CardiLink

Automatische Externe Defibrillatoren (AED) sind in öffentlichen Gebäuden, Flughäfen, Sportstadien und Unternehmen installiert – im Notfall können sie Menschenleben retten. Entscheidend ist, dass sie im Ernstfall funktionsfähig, korrekt gewartet und auffindbar sind. CardiLink GmbH aus Nürnberg hat dafür ein IoT-basiertes Überwachungssystem entwickelt, das AED-Geräte rund um die Uhr fernüberwacht – und das herstellerunabhängig.

01 · Profil

Über CardiLink

Herstellerunabhängige AED-Überwachung via IoT

Das CardiLink-System koppelt sich über ein proprietäres IoT-Modul an installierte AED-Geräte. Übermittelt werden Statusdaten zu Betriebsbereitschaft, Akkustand und Elektrodenhaltbarkeit auf eine zentrale Plattform – 24 Stunden am Tag, sieben Tage die Woche. Besonderheit: CardiLink arbeitet herstellerunabhängig und ist laut Unternehmensangaben mit Geräten von Zoll, Philips HeartStart, Schiller und anderen Marken kompatibel. Die Plattform ermöglicht zudem ECG-Datenvisualisierung und erstellt Compliance-Berichte für Betreiber, die gesetzliche Nachweis- und Prüfpflichten belegen müssen. CardiLink wurde 2016 in Nürnberg gegründet und war 2018 Finalist beim Bayerischen Gründerpreis des Sparkassenverbands Bayern.
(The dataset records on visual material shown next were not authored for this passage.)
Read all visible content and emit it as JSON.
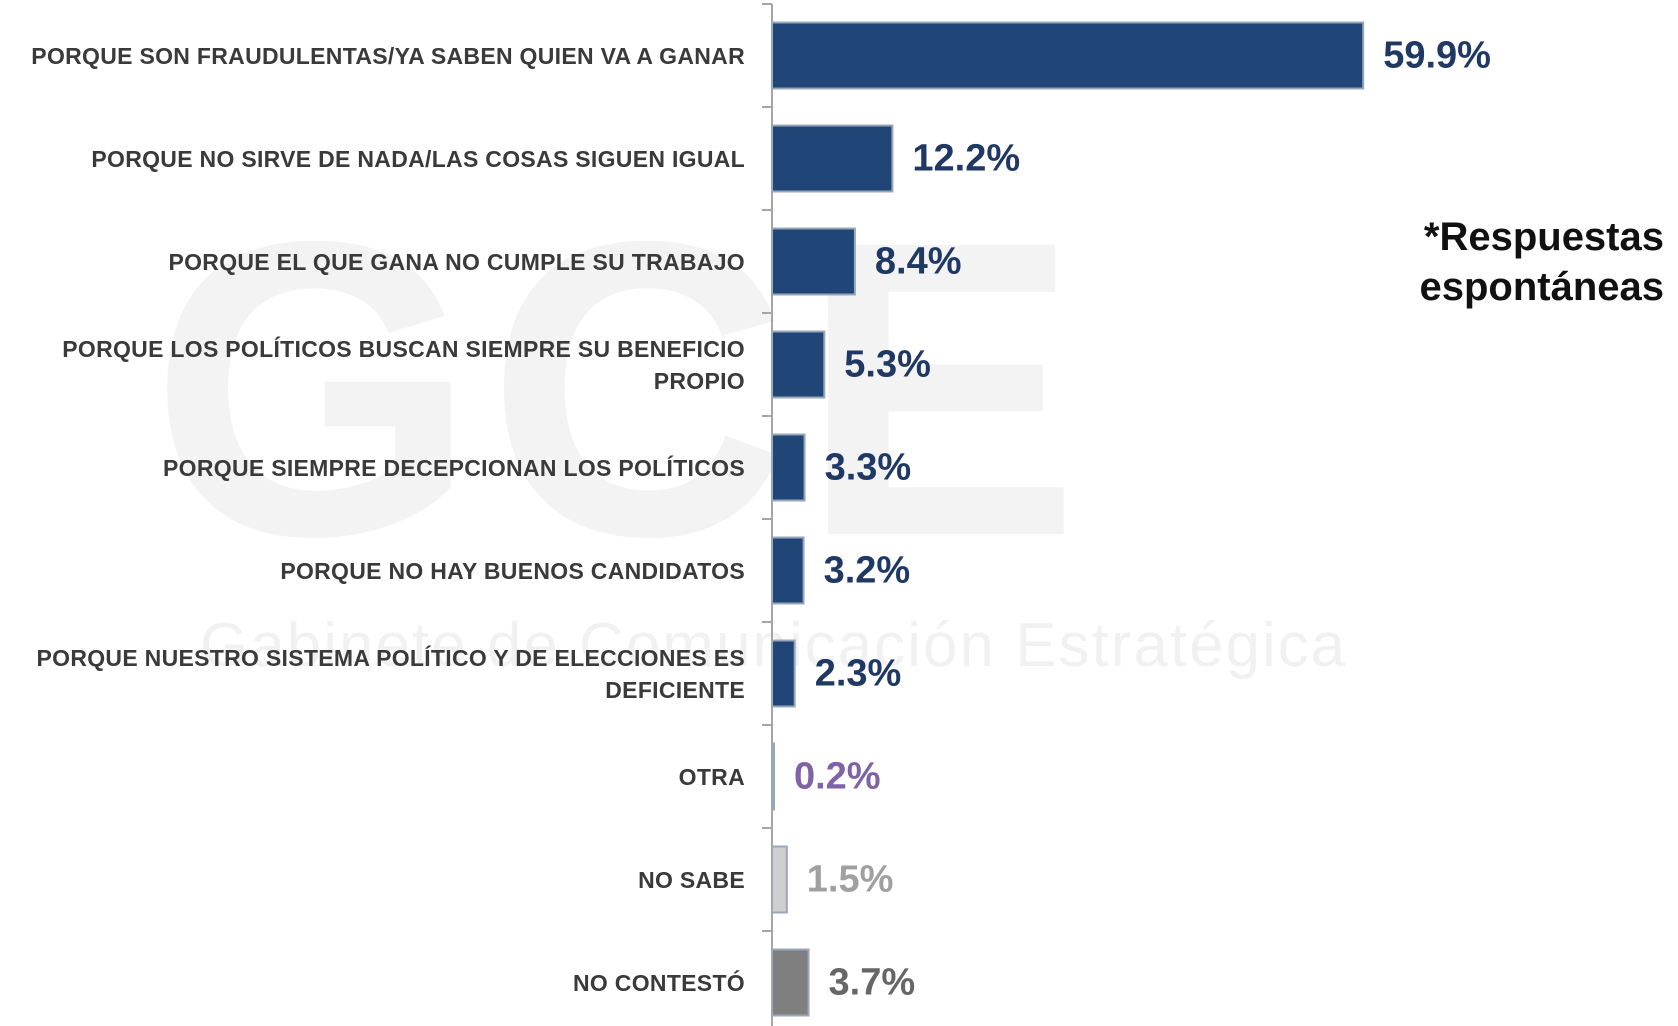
{
  "chart_data": {
    "type": "barh",
    "categories": [
      "PORQUE SON FRAUDULENTAS/YA SABEN QUIEN VA A GANAR",
      "PORQUE NO SIRVE DE NADA/LAS COSAS SIGUEN IGUAL",
      "PORQUE EL QUE GANA NO CUMPLE SU TRABAJO",
      "PORQUE LOS POLÍTICOS BUSCAN SIEMPRE SU BENEFICIO PROPIO",
      "PORQUE SIEMPRE DECEPCIONAN LOS POLÍTICOS",
      "PORQUE NO HAY BUENOS CANDIDATOS",
      "PORQUE NUESTRO SISTEMA POLÍTICO Y DE ELECCIONES ES DEFICIENTE",
      "OTRA",
      "NO SABE",
      "NO CONTESTÓ"
    ],
    "values": [
      59.9,
      12.2,
      8.4,
      5.3,
      3.3,
      3.2,
      2.3,
      0.2,
      1.5,
      3.7
    ],
    "value_labels": [
      "59.9%",
      "12.2%",
      "8.4%",
      "5.3%",
      "3.3%",
      "3.2%",
      "2.3%",
      "0.2%",
      "1.5%",
      "3.7%"
    ],
    "colors": [
      "#1f4677",
      "#1f4677",
      "#1f4677",
      "#1f4677",
      "#1f4677",
      "#1f4677",
      "#1f4677",
      "#7f63a8",
      "#cfcfcf",
      "#7f7f7f"
    ],
    "label_colors": [
      "#1f3864",
      "#1f3864",
      "#1f3864",
      "#1f3864",
      "#1f3864",
      "#1f3864",
      "#1f3864",
      "#7f63a8",
      "#a0a0a0",
      "#666666"
    ],
    "annotation": "*Respuestas espontáneas",
    "watermark": "Gabinete de Comunicación Estratégica"
  }
}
Partnerschaft mit Corscience

2024 schlossen CardiLink und das Erlanger Medizintechnikunternehmen Corscience eine Kooperation für ein gemeinsames Geschäftsökosystem im Bereich Defibrillation. Laut Corscience-Pressemitteilung sollen CardiLink-IoT-Konnektivität und Corscience-Hardwareexpertise in einem integrierten Angebot für Kliniken, Betreiber und Rettungsdienste kombiniert werden. Diese Partnerschaft markiert einen Schritt vom reinen IoT-Monitoring-Dienst hin zu einer breiteren Defibrillator-Ökosystemstrategie.

Gesetzliche Pflichten als Markttreiber

Der regulatorische Druck auf AED-Betreiber wächst: Mehrere Bundesländer haben seit 2020 Regelungen zur obligatorischen AED-Registrierung und regelmäßiger Prüfpflicht eingeführt. Geräte müssen nachweislich funktionsfähig sein – Dokumentation ist Pflicht. Plattformen wie CardiLink adressieren genau diesen Bedarf. Wettbewerber im Bereich vernetzter AED-Verwaltung sind unter anderem RescueTrack und nationale AED-Registrierungsplattformen. CardiLink hebt gegenüber diesen die internationale Skalierbarkeit seines IoT-Moduls hervor: Geräte in verschiedenen Ländern lassen sich über eine zentrale Plattform verwalten.

Systemarchitektur und Mehrwert

Das CardiLink-System besteht aus drei Komponenten: dem proprietären IoT-Modul am AED, der cloudbasierten Überwachungsplattform und dem Betreiber-Dashboard mit Compliance-Reporting. Die 24/7-Überwachung erfolgt ohne manuelle Eingriffe. Das System identifiziert potenziell gefährliche Situationen – etwa leerer Akku oder abgelaufene Elektroden – und löst Benachrichtigungen aus, bevor ein Gerät im Notfall ausfällt. Diese proaktive Fehlervermeidung ist der wesentliche Mehrwert gegenüber jährlichen Sichtprüfungen. Für Großbetreiber wie Konzerne, Flughäfen und Sportstadien mit dutzenden AED-Geräten an verschiedenen Standorten bietet CardiLink eine zentrale Übersicht über den Gerätezustand aller Einheiten. Das reduziert den administrativen Aufwand für Wartungs- und Prüfprotokolle erheblich und stellt sicher, dass Compliance-Berichte auf Knopfdruck verfügbar sind. Laut Crunchbase ist CardiLink ein Frühphasen-Startup im Bereich Medical Devices und IoT-Monitoring mit Sitz in Nürnberg, das seinen Schwerpunkt auf die regulatorische Compliance-Infrastruktur für AED-Betreiber legt.

02 · Wer profitiert

Zielgruppe

Unternehmen, öffentliche Einrichtungen und Kliniken als AED-Betreiber (B2B).